The European Union should prioritize a broader digital asset framework covering real-world assets and tokenization before drafting a second version of the Markets in Crypto-Assets Regulation, an adviser at the European Commission said. The European Commission launched a public consultation on MiCA in May, with feedback accepted through Aug. 31, according to Cointelegraph's coverage of remarks made at WAIB Summit Monaco 2026.

Peter Kerstens, one of MiCA's architects, told Cointelegraph during a fireside chat that he does not personally consider MiCA outdated and stressed that the consultation will determine the bloc's next steps. "I do not believe that [MiCA] is outdated now. That's my personal opinion, but it does not matter. That's why we have this consultation," Kerstens said. MiCA is approaching the end of its transitional period on July 1, after which crypto asset service providers will be required to hold a MiCA license or stop servicing EU clients.

Decentralized finance protocols were included among the emerging risk areas examined in the consultation, even though they are largely outside MiCA's current scope. Kerstens said regulating DeFi would be difficult because laws can be applied to people and organizations, but not directly to computer networks, and that lawmakers would need a new legal doctrine to regulate non-entities. "I don't see what the problem is. And if there is no problem, why should it be regulated?" he added, describing DeFi as a "movement" that has "no representatives."

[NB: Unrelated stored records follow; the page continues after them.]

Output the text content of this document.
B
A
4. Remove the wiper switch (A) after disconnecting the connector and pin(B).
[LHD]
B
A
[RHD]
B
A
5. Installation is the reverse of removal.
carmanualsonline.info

His comments come after a March working paper from the European Central Bank examined whether decentralized autonomous organizations remain decentralized enough to stay outside MiCA's scope. The paper looked at Aave, MakerDAO, Ampleforth and Uniswap and reported that the top 100 governance token holders controlled over 80% of the supply in each protocol, based on holdings snapshots from November 2022 and May 2023, prompting the authors to question whether those entities should continue to be treated as "fully decentralized" services.